Taking 10^80 as a generous estimate for the total number of atoms in the cosmos, 10^12 for a generous upper bound for the average number of interatomic interactions per second per atom, and 10^18 seconds (roughly 30 billion years) as an upper bound for the age of the universe, we get 10^110 as a very generous upper limit on the total number of ineratomic interactions which could have ever occured during the long cosmic history the evolutionist imagines. Now if we make the extremely generous assumption that each interatomic interaction always produces a unique molecule, then we conclude that no more than 10^110 unique molecules could have ever existed in the universe during it's entire history.
Now let's contemplate what is involved in demanding that a purely random process find a minimal set of about 1,000 protein molecules needed for the most primitive form of life.
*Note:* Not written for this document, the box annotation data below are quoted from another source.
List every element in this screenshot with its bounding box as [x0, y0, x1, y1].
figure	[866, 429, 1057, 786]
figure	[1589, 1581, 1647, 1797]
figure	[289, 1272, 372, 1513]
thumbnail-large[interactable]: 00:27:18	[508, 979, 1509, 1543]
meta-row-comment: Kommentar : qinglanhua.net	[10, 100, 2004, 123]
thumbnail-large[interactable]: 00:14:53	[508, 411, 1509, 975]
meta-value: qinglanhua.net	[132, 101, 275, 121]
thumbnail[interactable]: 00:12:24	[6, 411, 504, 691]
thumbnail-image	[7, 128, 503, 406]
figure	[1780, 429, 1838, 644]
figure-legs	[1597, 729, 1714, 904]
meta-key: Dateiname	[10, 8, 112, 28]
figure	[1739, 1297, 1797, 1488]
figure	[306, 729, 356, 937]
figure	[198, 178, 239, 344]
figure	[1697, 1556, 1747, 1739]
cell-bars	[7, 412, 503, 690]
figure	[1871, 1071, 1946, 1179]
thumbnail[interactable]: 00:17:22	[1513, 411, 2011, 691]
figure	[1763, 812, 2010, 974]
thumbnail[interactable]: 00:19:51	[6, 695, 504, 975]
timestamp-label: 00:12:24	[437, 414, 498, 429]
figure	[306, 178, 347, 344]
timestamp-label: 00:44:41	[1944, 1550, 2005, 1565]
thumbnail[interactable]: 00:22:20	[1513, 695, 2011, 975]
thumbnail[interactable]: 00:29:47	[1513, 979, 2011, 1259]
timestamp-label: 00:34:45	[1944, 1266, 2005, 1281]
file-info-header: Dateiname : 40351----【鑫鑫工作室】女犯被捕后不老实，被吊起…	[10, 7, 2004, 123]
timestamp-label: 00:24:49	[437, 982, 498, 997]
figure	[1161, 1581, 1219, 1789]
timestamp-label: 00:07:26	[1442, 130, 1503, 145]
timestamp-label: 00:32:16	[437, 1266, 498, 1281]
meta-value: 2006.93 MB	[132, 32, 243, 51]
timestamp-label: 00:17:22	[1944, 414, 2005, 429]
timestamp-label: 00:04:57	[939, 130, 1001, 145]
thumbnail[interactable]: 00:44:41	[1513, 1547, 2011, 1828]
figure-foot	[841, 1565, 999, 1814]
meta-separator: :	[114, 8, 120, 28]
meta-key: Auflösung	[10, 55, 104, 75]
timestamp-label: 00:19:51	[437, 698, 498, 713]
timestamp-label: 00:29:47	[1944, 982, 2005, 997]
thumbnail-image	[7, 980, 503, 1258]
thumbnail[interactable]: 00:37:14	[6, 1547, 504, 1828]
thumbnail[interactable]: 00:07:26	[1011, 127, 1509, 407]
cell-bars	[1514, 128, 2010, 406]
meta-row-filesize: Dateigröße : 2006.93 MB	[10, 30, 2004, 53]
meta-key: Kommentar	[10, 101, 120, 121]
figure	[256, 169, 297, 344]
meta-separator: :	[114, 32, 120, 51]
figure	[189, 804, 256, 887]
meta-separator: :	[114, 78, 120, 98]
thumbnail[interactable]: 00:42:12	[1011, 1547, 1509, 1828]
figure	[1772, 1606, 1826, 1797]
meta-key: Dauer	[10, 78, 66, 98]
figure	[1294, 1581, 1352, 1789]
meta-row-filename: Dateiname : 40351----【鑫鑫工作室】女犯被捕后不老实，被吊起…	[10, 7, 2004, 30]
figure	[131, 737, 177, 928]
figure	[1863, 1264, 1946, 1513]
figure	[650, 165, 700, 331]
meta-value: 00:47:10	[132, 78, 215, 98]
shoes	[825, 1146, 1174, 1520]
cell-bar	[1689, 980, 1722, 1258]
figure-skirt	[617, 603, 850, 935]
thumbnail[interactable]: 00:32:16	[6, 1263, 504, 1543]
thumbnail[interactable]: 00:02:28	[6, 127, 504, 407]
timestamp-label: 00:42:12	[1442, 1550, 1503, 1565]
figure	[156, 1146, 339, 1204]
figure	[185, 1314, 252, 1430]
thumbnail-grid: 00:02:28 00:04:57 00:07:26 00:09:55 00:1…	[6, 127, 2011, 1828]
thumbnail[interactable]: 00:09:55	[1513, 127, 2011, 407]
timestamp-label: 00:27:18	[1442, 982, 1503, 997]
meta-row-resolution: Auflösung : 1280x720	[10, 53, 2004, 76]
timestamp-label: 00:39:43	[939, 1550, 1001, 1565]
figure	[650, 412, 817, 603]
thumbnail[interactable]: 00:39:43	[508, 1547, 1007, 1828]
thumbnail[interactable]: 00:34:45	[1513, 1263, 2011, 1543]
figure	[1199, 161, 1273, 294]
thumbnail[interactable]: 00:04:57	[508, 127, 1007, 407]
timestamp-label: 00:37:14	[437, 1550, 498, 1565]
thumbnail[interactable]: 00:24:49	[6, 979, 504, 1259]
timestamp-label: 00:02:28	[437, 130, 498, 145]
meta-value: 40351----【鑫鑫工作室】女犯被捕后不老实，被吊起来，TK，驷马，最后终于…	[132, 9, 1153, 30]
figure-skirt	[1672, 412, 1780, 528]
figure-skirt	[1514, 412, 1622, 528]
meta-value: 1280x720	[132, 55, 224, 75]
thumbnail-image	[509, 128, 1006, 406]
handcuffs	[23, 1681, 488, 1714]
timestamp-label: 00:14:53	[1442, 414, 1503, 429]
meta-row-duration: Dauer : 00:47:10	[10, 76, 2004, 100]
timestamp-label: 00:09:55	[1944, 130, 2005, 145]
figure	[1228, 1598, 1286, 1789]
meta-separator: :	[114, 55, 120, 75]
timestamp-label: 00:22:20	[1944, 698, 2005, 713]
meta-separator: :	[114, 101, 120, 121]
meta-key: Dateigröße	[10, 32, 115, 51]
To simplify the problem dramatically, suppose somehow we already have found 999 of the 1,000 different proteins required and we need only to search for that final magic sequence of amino acids which gives us that last special protein. Let's restrict our consideration to the specific set of 20 amino acids found in living systems and ignore the hundred or so that are not. Let's also ignore the fact that only those with left-handed symmetry appear in life proteins. Let's also igonre the incredibly unfavorable chemical reaction kinetics involved in forming long peptide chains in any sort of plausible non-living chemical environment.
Let's merely focus on the task of obtaining a suitable sequence of amino acids that yields a 3D protein structure with some minmal degree of essential functionality. Various theoretical and experimental evidence indicates that in some average sense about half of the amino sites must be specified exactly. For a relatively short protein consisting of a chain of 200 amino acids, the number of random trials needed for a reasonable likelihood of hitting a useful sequence is then in the order of 20^100 (100 amino acid sites with 20 possible candidates at each site), or about 10^130 trials. This is a hundred billion times the upper bound we computed for the total number of molecules ever to exist in the history of the cosmos!!. No random process could ever hope to find even one such protein structure, much less the full set of roughly 1,000 needed in the simplest forms of life. It is therefore sheer irrationality for a person to believe random chemical interactions could ever identify a viable set of functional proteins out of the truly staggering number of candidate possibilities.
In the face of such stunningly unfavorable odds, how could any scientist with any sense of honesty appeal to chance interactions as the explanation for the complexity we observe in living system? To do so, with conscious awareness of these numbers, in my opinion represents a serious breach of scientific integrity. This line of argument applies, of course, not only to biogenesis but also to the issue of how a new gene/protein might arise in any sort of macroevolution process.